You may be interested in reading the transcripts of the three hearings held so far in the Parliamentary Inquiry into Dementia: Early Diagnosis and Intervention.
Parliamentary_Business/ Committees/House_of_ Representatives_Committees? url=haa/dementia/hearings.htm
A quick search of the Adelaide hearing returned no matches for the search term "neuropsychol", the Sydney hearing mentioned it once, but we were very well-represented by David Stokes at the Melbourne hearing, with his APS colleagues Leah Collins and Li Bo making some good points (see page 17 of the Melbourne transcript).
The final part of the transcript, with Dr Jenny Torr, an psychiatrist who specialises in intellectual disability, shows an area of need for neuropsychological services, and concerns about people with brain damage and intellectual disability falling through the cracks in the system.
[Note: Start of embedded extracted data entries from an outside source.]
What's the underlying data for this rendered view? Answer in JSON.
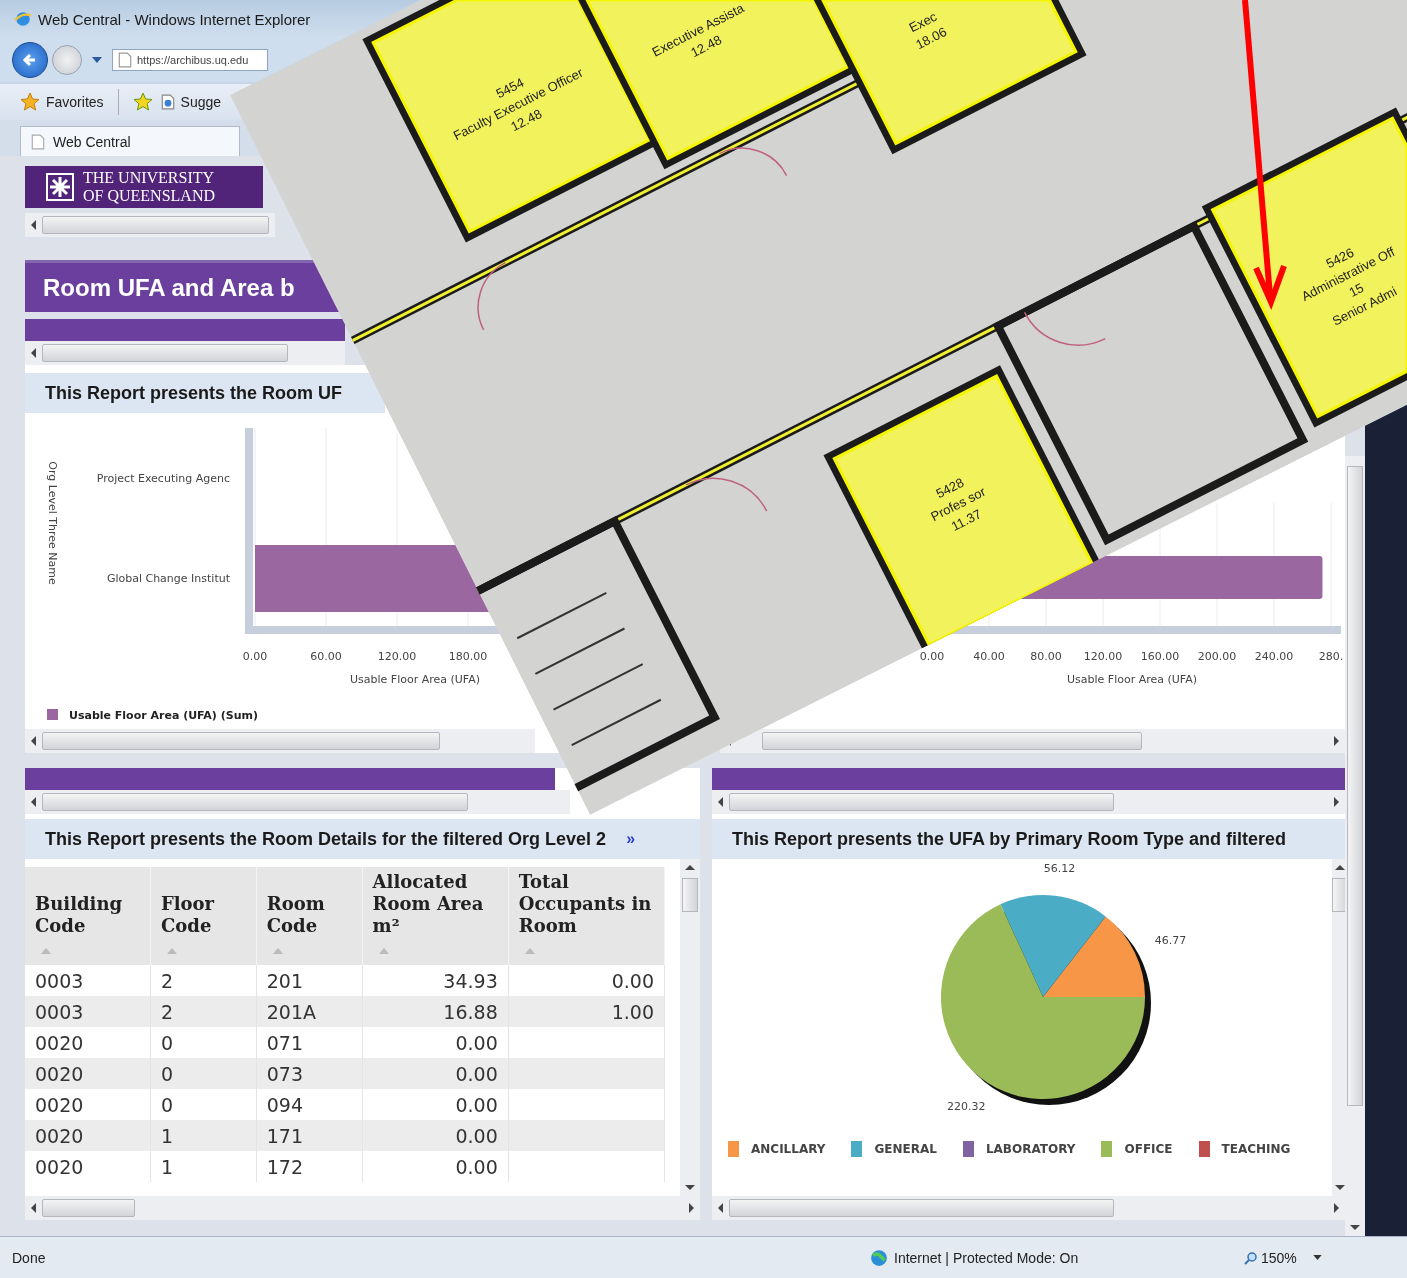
{
  "window": {
    "title": "Web Central - Windows Internet Explorer"
  },
  "address_bar": {
    "url": "https://archibus.uq.edu"
  },
  "favorites_bar": {
    "favorites": "Favorites",
    "suggested": "Sugge"
  },
  "tabs": [
    {
      "label": "Web Central",
      "selected": true
    }
  ],
  "banner": {
    "lines": [
      "THE UNIVERSITY",
      "OF QUEENSLAND"
    ]
  },
  "page_title": "Room UFA and Area b",
  "top_left_panel": {
    "title": "This Report presents the Room UF",
    "chart": {
      "y_axis_title": "Org Level Three Name",
      "x_axis_title": "Usable Floor Area (UFA)",
      "category_labels": [
        "Project Executing Agenc",
        "Global Change Institut"
      ],
      "tick_labels": [
        "0.00",
        "60.00",
        "120.00",
        "180.00"
      ],
      "legend": "Usable Floor Area (UFA) (Sum)"
    }
  },
  "top_right_panel": {
    "chart_data": {
      "type": "bar",
      "orientation": "horizontal",
      "grid": true,
      "xlabel": "Usable Floor Area (UFA)",
      "xlim": [
        0,
        280
      ],
      "xticks": [
        {
          "value": 0,
          "label": "0.00"
        },
        {
          "value": 40,
          "label": "40.00"
        },
        {
          "value": 80,
          "label": "80.00"
        },
        {
          "value": 120,
          "label": "120.00"
        },
        {
          "value": 160,
          "label": "160.00"
        },
        {
          "value": 200,
          "label": "200.00"
        },
        {
          "value": 240,
          "label": "240.00"
        },
        {
          "value": 280,
          "label": "280."
        }
      ],
      "series": [
        {
          "color": "#9b67a0",
          "values": [
            null,
            274
          ]
        }
      ]
    }
  },
  "room_details_panel": {
    "title": "This Report presents the Room Details for the filtered Org Level 2",
    "more": "»",
    "columns": [
      {
        "label": "Building Code",
        "kind": "text"
      },
      {
        "label": "Floor Code",
        "kind": "text"
      },
      {
        "label": "Room Code",
        "kind": "text"
      },
      {
        "label": "Allocated Room Area m²",
        "kind": "number"
      },
      {
        "label": "Total Occupants in Room",
        "kind": "number"
      }
    ],
    "rows": [
      {
        "cells": [
          "0003",
          "2",
          "201",
          "34.93",
          "0.00"
        ]
      },
      {
        "cells": [
          "0003",
          "2",
          "201A",
          "16.88",
          "1.00"
        ]
      },
      {
        "cells": [
          "0020",
          "0",
          "071",
          "0.00"
        ]
      },
      {
        "cells": [
          "0020",
          "0",
          "073",
          "0.00"
        ]
      },
      {
        "cells": [
          "0020",
          "0",
          "094",
          "0.00"
        ]
      },
      {
        "cells": [
          "0020",
          "1",
          "171",
          "0.00"
        ]
      },
      {
        "cells": [
          "0020",
          "1",
          "172",
          "0.00"
        ]
      }
    ]
  },
  "room_type_panel": {
    "title": "This Report presents the UFA by Primary Room Type and filtered",
    "chart_data": {
      "type": "pie",
      "categories": [
        "ANCILLARY",
        "GENERAL",
        "LABORATORY",
        "OFFICE",
        "TEACHING"
      ],
      "values": [
        46.77,
        56.12,
        null,
        220.32,
        null
      ],
      "data_labels": true
    },
    "legend": [
      {
        "color": "#f79646"
      },
      {
        "color": "#4bacc6"
      },
      {
        "color": "#8064a2"
      },
      {
        "color": "#9bbb59"
      },
      {
        "color": "#c0504d"
      }
    ]
  },
  "status_bar": {
    "status": "Done",
    "zone": "Internet | Protected Mode: On",
    "zoom": "150%"
  },
  "floor_plan": {
    "rooms": [
      {
        "lines": [
          "5454",
          "Faculty Executive Officer",
          "12.48"
        ]
      },
      {
        "lines": [
          "Executive Assista",
          "12.48"
        ]
      },
      {
        "lines": [
          "Exec",
          "18.06"
        ]
      },
      {
        "lines": [
          "5428",
          "Profes sor",
          "11.37"
        ]
      },
      {
        "lines": [
          "5426",
          "Administrative Off",
          "15",
          "Senior Admi"
        ]
      }
    ]
  }
}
It's so frustrating that we don't have more neuropsychology courses in this country, and that it's so hard to access our services for many of the people who need us. In the US, there has been a massive increase in the proportion of medicolegal work done by neuropsychologists, and in Australia, the best-paid neuropsychologists in private practice do medicolegal or insurance work. This kind of work would rarely result in the early detection of dementia. People with progressive neurological conditions often miss out on early diagnosis and intervention, unless they're lucky enough to be able to access a neuropsychologist in the public system, or afford a private assessment.
I'm hopeful that raising awareness of the role of neuropsychology in early diagnosis of dementia will help bring about improvements in access to neuropsychologists by people in need, and in scholarships and increased support for training of neuropsychologists.
Thanks to David Stokes and the APS team for advocating for the role of neuropsychologists in early diagnosis.